Volta e meia ele inicia uma lição de moral, ainda que solitariamente. “Para ter uma pessoa justa, antes é preciso parir uma pessoa justa”, diz, italianamente. Justo. Enquanto filosofa, continua mexendo no capuccino e reclamando. A atendente volta e retruca, já um tanto sem paciência, embora ainda tente parecer simpática. O senhor gordo, porém, é impassível no veredicto: “Pedi um capuccino e devia pagar metade”.
Pelo que entendi, ele achou exagerada a cremosidade da bebida. O “colarinho”, fosse aquilo um chope.
O senhor gordo se vira, estica o braço em direção aos guardanapos na minha mesa e pergunta: “Posso?”. Respondo positivamente com um rápido sinal com a cabeça.
Ali, no Bar Brera, naquela tarde, Milão volta no tempo. A 1968. Um homem passa levando uma obra de arte embaixo do braço (bem, não exatamente embaixo, mas da forma como ele consegue carregar aquele grande quadro). Duas mulheres passam fumando e conversando elegantemente vestidas no outono italiano.

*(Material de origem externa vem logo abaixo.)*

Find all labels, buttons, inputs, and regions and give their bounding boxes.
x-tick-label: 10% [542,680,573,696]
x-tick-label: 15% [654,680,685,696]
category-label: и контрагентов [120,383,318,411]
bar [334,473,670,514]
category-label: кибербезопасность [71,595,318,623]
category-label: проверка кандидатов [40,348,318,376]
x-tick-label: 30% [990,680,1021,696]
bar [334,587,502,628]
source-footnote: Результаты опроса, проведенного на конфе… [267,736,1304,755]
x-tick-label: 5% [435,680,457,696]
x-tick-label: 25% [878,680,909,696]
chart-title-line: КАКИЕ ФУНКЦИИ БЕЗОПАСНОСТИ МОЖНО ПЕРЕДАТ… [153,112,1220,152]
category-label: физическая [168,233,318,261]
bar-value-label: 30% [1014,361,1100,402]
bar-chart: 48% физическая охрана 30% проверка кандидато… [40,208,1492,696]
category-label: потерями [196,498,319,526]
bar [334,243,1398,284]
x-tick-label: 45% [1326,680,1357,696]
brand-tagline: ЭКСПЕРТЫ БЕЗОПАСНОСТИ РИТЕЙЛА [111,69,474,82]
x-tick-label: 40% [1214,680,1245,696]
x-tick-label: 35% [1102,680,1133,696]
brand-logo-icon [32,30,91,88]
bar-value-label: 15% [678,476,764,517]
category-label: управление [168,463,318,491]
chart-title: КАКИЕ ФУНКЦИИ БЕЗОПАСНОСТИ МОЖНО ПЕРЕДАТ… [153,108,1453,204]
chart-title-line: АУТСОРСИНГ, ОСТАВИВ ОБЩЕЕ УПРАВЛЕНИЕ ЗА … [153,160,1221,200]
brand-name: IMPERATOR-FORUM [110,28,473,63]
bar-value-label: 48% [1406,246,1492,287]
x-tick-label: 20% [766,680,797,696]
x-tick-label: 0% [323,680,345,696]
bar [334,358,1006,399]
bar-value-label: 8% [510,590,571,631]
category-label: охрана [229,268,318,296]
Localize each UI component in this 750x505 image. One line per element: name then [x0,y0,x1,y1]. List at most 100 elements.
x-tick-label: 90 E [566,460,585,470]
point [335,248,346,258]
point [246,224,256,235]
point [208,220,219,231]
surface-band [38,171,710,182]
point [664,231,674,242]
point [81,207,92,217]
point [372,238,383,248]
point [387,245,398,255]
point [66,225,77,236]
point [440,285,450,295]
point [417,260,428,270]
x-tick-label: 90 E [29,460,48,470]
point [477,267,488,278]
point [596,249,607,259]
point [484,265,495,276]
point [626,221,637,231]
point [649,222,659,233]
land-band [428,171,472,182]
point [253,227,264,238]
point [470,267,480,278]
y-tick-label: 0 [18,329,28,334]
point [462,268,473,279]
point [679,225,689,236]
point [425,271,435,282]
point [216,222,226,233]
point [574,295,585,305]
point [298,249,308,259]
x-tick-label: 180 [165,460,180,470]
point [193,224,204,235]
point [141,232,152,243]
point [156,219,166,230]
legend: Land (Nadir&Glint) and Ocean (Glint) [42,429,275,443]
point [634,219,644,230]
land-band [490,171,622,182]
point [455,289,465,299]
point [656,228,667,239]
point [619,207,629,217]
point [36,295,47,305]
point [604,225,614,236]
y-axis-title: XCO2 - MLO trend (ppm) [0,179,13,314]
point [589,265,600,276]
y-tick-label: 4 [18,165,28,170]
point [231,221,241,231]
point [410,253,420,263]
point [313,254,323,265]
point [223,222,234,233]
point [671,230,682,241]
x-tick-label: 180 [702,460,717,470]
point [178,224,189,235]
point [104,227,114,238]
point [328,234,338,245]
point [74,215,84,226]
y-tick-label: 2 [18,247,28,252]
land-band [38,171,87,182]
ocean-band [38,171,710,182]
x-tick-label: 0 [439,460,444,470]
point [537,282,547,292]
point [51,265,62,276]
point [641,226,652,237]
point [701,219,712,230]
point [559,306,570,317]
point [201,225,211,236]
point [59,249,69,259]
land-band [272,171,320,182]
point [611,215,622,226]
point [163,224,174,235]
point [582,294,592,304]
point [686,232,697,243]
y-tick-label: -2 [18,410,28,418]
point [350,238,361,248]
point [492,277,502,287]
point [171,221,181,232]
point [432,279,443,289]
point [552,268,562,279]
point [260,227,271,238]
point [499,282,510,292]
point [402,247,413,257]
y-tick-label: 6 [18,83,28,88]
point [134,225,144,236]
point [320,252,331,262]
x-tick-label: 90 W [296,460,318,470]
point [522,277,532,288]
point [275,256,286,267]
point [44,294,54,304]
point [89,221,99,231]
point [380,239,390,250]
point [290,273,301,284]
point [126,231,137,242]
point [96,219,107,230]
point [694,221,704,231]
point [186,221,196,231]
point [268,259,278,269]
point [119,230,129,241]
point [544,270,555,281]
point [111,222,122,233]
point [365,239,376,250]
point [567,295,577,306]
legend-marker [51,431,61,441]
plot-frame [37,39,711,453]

Dois jovens com cara de revolucionários surgem e saem apressados, um deles com cigarro em uma das mãos, pose de intelectual, jaqueta de couro e barba por fazer. Um casal apaixonado apresenta-se, trocando afagos e sussurros e beijos na mesa em frente (mais afagos que sussurros e beijos, é verdade).
Um outro homem, também velho, mais moderno (ao menos nas vestimentas, uma jaqueta vermelha chamativa), entra no bar. Logo que chega, é saudado pelo colega gordo que não gostou do capuccino. Parecem amigos de longa data, talvez tenham dividido as aventuras e desventuras de 1968. Agora, porém, são apenas dois senhores gordos, o da jaqueta vermelha que não bebe nada e o do casaco elegante que reclama do capuccino.
Conversam longamente, relembram fatos, analisam a história, de anônimos e famosos. Compreendo (eu acho...) meras palavras esparsas. Frases deslocadas, isoladas. “Um grande artista, um grande artista!”, fala o senhor gordo de bengala. Certamente estão comentando sobre algum nome da música ou do cinema ou da televisão.
Resolvo deixá-los. Para tristeza do Bar Brera, o consumo dos dois senhores gordos não passará daquele capuccino. Para tristeza das pessoas nas mesas ao lado, a conversa não passará de lamentações saudosistas. Contra a arte, a política, o esporte, contra a vida do mundo moderno. Nada ali passará naquela tarde, só o tempo. Para minha tristeza.

Dobro o “la Repubblica”, coloco embaixo do braço e parto, passos firmes em direção ao desconhecido. Deixo ali naquela esquina, naquela mesa de bar, um pouco de mim. Levo comigo as lembranças e a saudade. Uma história que nem o tempo será capaz de fazer passar.